Monday, October 2, 2023

Short take away - Policy does not cover COVID-19 losses as there is no direct physical loss or damage (Endeavor v. HDI Global)


Short take away - Second District sides with insurer as to much-litigated COVID coverage issues currently before the California Supreme Court

The Second District, Division Two has ruled in favor of an insurance company denying coverage to an entertainment entity for losses from the COVID-19, or SARS CoV-2, virus. (Endeavor v. HDI Global (Sept. 21, 2023) B323865) Endeavor had a commercial liability insurance policy with HDI which required that, for there to be coverage:


(1) there be an “[i]nsured physical loss or damage” to some property, and (2) this physical loss or damage to some property “occur within [1 or 10] statute mile[s] from [Endeavor’s] premises. . . .


Endeavor maintained the inclusion of the phrase "event" in another clause in the policy obviated the requirement that all losses include "physical loss of damage" to tangible property and sued insurer HDI when coverage was denied.  A demurrer challenged Endeavor's entire complaint, and this demurrer was sustained, without leave to amend, by the Hon. Elaine Lu, Judge of the Los Angeles County Superior Court.

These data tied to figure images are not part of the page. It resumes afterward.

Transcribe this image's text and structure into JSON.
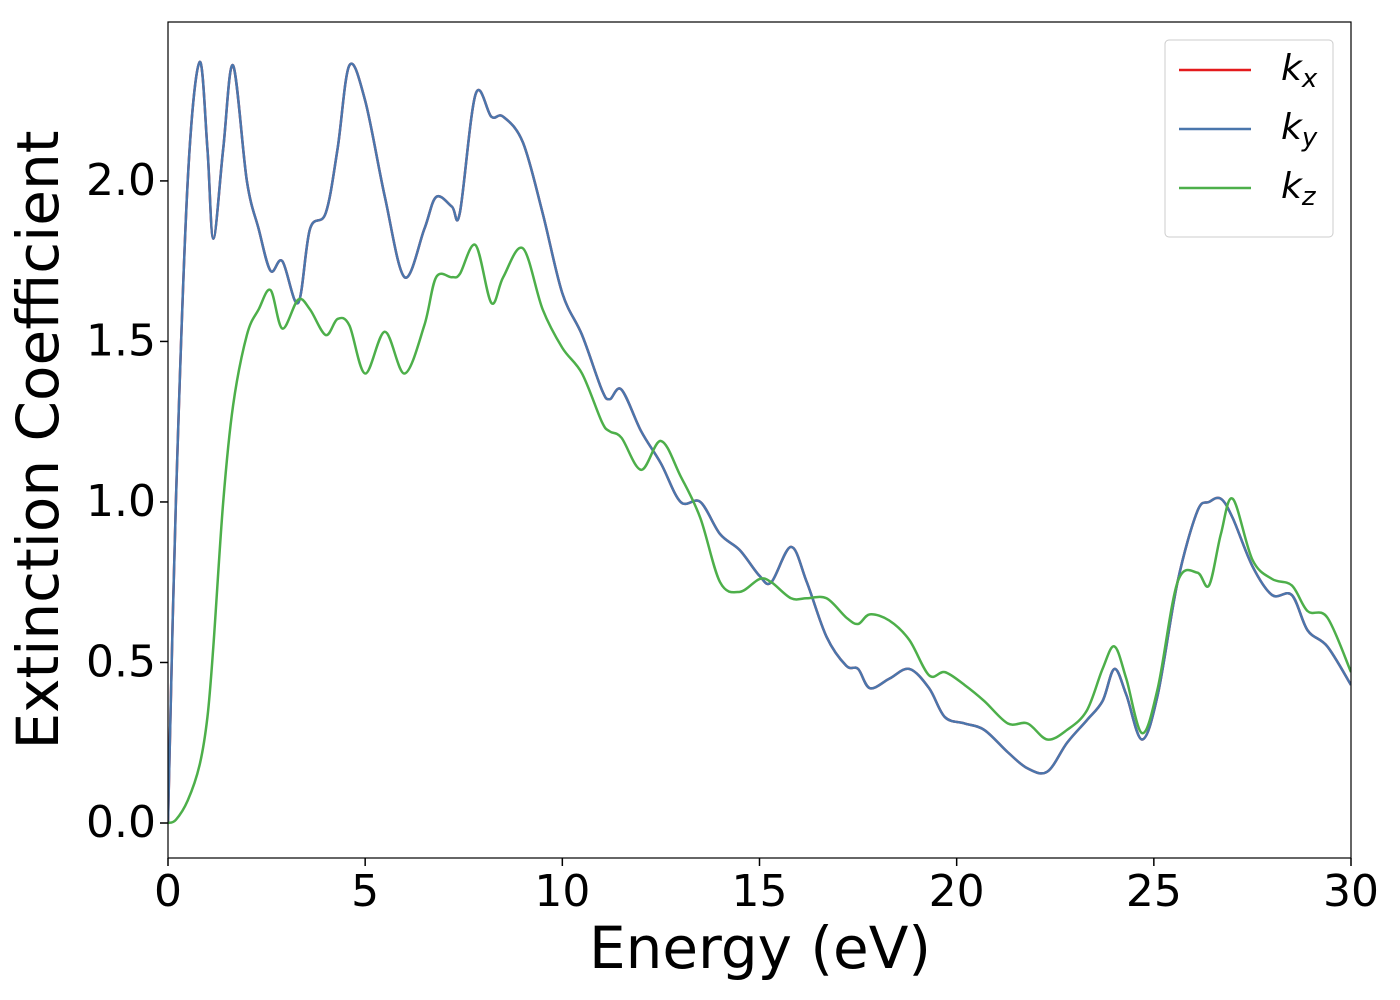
{
  "chart_data": {
    "type": "line",
    "x_label": "Energy (eV)",
    "y_label": "Extinction Coefficient",
    "xlim": [
      0,
      30
    ],
    "ylim": [
      -0.109,
      2.495
    ],
    "xticks": [
      0,
      5,
      10,
      15,
      20,
      25,
      30
    ],
    "yticks": [
      {
        "value": 0,
        "label": "0.0"
      },
      0.5,
      {
        "value": 1,
        "label": "1.0"
      },
      1.5,
      {
        "value": 2,
        "label": "2.0"
      }
    ],
    "legend": "upper right",
    "grid": false,
    "x": [
      0,
      0.2,
      0.5,
      0.8,
      1.0,
      1.15,
      1.4,
      1.65,
      2.0,
      2.3,
      2.6,
      2.9,
      3.3,
      3.6,
      4.0,
      4.3,
      4.6,
      5.0,
      5.5,
      6.0,
      6.5,
      6.8,
      7.2,
      7.4,
      7.8,
      8.2,
      8.5,
      9.0,
      9.5,
      10.0,
      10.5,
      11.0,
      11.2,
      11.5,
      12.0,
      12.5,
      13.0,
      13.5,
      14.0,
      14.5,
      15.0,
      15.3,
      15.8,
      16.2,
      16.7,
      17.2,
      17.5,
      17.8,
      18.3,
      18.8,
      19.3,
      19.7,
      20.2,
      20.7,
      21.3,
      21.8,
      22.3,
      22.8,
      23.3,
      23.7,
      24.0,
      24.3,
      24.7,
      25.1,
      25.6,
      26.1,
      26.4,
      26.7,
      27.0,
      27.5,
      28.0,
      28.5,
      28.9,
      29.4,
      30
    ],
    "series": [
      {
        "name": "kx",
        "color": "#e41a1c",
        "values": [
          0,
          1.0,
          2.0,
          2.37,
          2.1,
          1.82,
          2.1,
          2.36,
          2.0,
          1.85,
          1.72,
          1.75,
          1.62,
          1.85,
          1.9,
          2.1,
          2.36,
          2.25,
          1.95,
          1.7,
          1.85,
          1.95,
          1.92,
          1.9,
          2.27,
          2.2,
          2.2,
          2.12,
          1.9,
          1.65,
          1.52,
          1.35,
          1.32,
          1.35,
          1.22,
          1.12,
          1.0,
          1.0,
          0.9,
          0.85,
          0.77,
          0.75,
          0.86,
          0.75,
          0.58,
          0.49,
          0.48,
          0.42,
          0.45,
          0.48,
          0.42,
          0.33,
          0.31,
          0.29,
          0.22,
          0.17,
          0.16,
          0.25,
          0.32,
          0.38,
          0.48,
          0.4,
          0.26,
          0.4,
          0.75,
          0.97,
          1.0,
          1.01,
          0.95,
          0.8,
          0.71,
          0.71,
          0.6,
          0.55,
          0.43
        ]
      },
      {
        "name": "ky",
        "color": "#4a76ac",
        "values": [
          0,
          1.0,
          2.0,
          2.37,
          2.1,
          1.82,
          2.1,
          2.36,
          2.0,
          1.85,
          1.72,
          1.75,
          1.62,
          1.85,
          1.9,
          2.1,
          2.36,
          2.25,
          1.95,
          1.7,
          1.85,
          1.95,
          1.92,
          1.9,
          2.27,
          2.2,
          2.2,
          2.12,
          1.9,
          1.65,
          1.52,
          1.35,
          1.32,
          1.35,
          1.22,
          1.12,
          1.0,
          1.0,
          0.9,
          0.85,
          0.77,
          0.75,
          0.86,
          0.75,
          0.58,
          0.49,
          0.48,
          0.42,
          0.45,
          0.48,
          0.42,
          0.33,
          0.31,
          0.29,
          0.22,
          0.17,
          0.16,
          0.25,
          0.32,
          0.38,
          0.48,
          0.4,
          0.26,
          0.4,
          0.75,
          0.97,
          1.0,
          1.01,
          0.95,
          0.8,
          0.71,
          0.71,
          0.6,
          0.55,
          0.43
        ]
      },
      {
        "name": "kz",
        "color": "#4daf4a",
        "values": [
          0,
          0.01,
          0.07,
          0.18,
          0.33,
          0.55,
          1.0,
          1.3,
          1.52,
          1.6,
          1.66,
          1.54,
          1.63,
          1.6,
          1.52,
          1.57,
          1.55,
          1.4,
          1.53,
          1.4,
          1.55,
          1.7,
          1.7,
          1.71,
          1.8,
          1.62,
          1.7,
          1.79,
          1.6,
          1.48,
          1.4,
          1.25,
          1.22,
          1.2,
          1.1,
          1.19,
          1.08,
          0.95,
          0.75,
          0.72,
          0.76,
          0.75,
          0.7,
          0.7,
          0.7,
          0.64,
          0.62,
          0.65,
          0.63,
          0.57,
          0.46,
          0.47,
          0.43,
          0.38,
          0.31,
          0.31,
          0.26,
          0.29,
          0.35,
          0.48,
          0.55,
          0.45,
          0.28,
          0.42,
          0.75,
          0.78,
          0.74,
          0.9,
          1.01,
          0.82,
          0.76,
          0.74,
          0.66,
          0.64,
          0.47
        ]
      }
    ]
  }
}
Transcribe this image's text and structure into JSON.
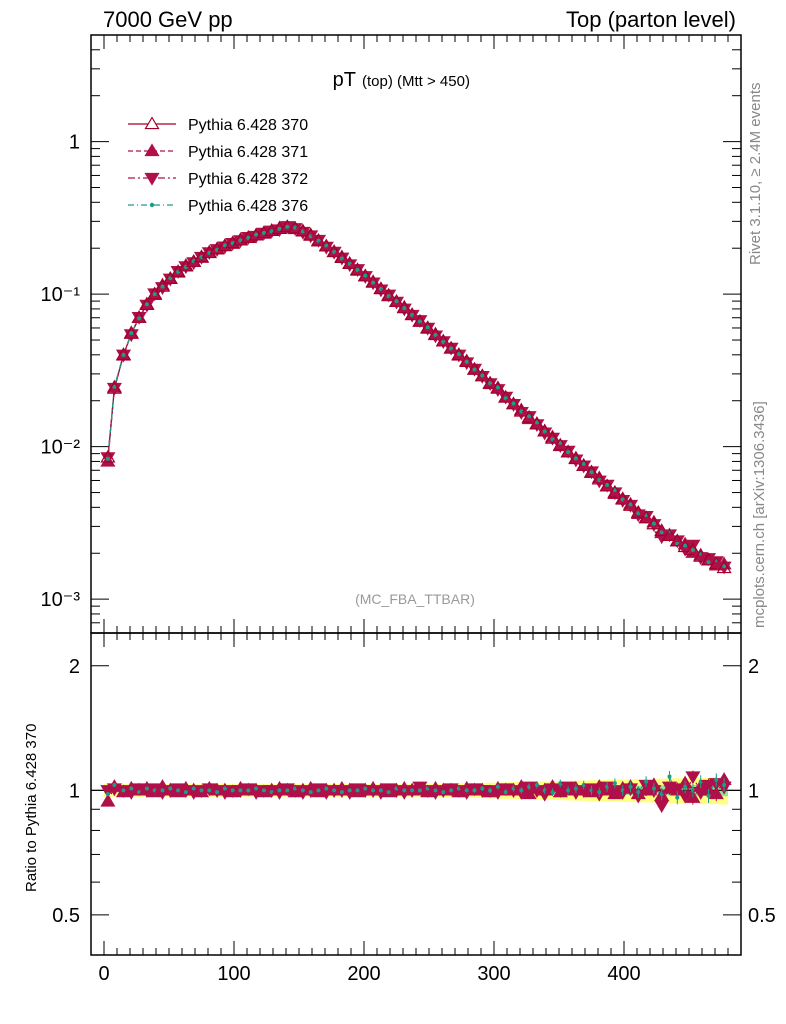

Upon appeal Justice Hoffstadt wrote an opinion affirming the trial court and interpreting the policy as requiring not merely an event but also actual physical damage.  As the Endeavor opinion noted at the outset, issues as to whether 1) loss of property, rather than mere loss of use of property, is required for coverage, and 2) whether the absorption of COVID-19 on the surface of the property qualifies for coverage as a "loss," are both currently pending before the California Supreme Court:


This question is one on which the Courts of Appeal have split, and is pending before our Supreme Court in John’s Grill, Inc. v. The Hartford Financial Services Group, Inc. (2022) 86 Cal.App.5th 1195 (John’s Grill), review granted Mar. 29, 2023, S278481, and Another Planet Entertainment, LLC v. Vigilant Ins. Co. (9th Cir. 2022) 56 F.4th 730, request for certification granted Mar. 1, 2023, S277893. Until that Court provides guidance, we side with the vast majority of cases holding that direct physical loss or damage to property, rather than mere loss of the property’s use, is a prerequisite for coverage. We further hold that two of the clauses in the policy here—namely, extension clauses dealing with orders by civil authorities and with impediments to access—do not, by their addition of the word “event,” eliminate the requirement of direct physical loss or damage to property.

Second, has “direct physical loss or damage to property” been sufficiently pled where, as here, the policy holder alleges that the virus that causes COVID-19 has either been deposited onto or “adsorbed” to the surface of the policy holder’s property? The Courts of Appeal have split on this question as well, and that question is pending before our Supreme Court in Shusha, Inc. v. Century-National Ins. Co. (2022) 87 Cal.App.5th 250 (Shusha), review granted Apr. 19, 2023, S278614. Until that Court provides guidance, we side with those cases holding that the ephemeral existence of COVID-19 or its predecessor virus on property does not constitute “direct physical loss or damage to property” as a matter of law. (Id., pp. 2-3.)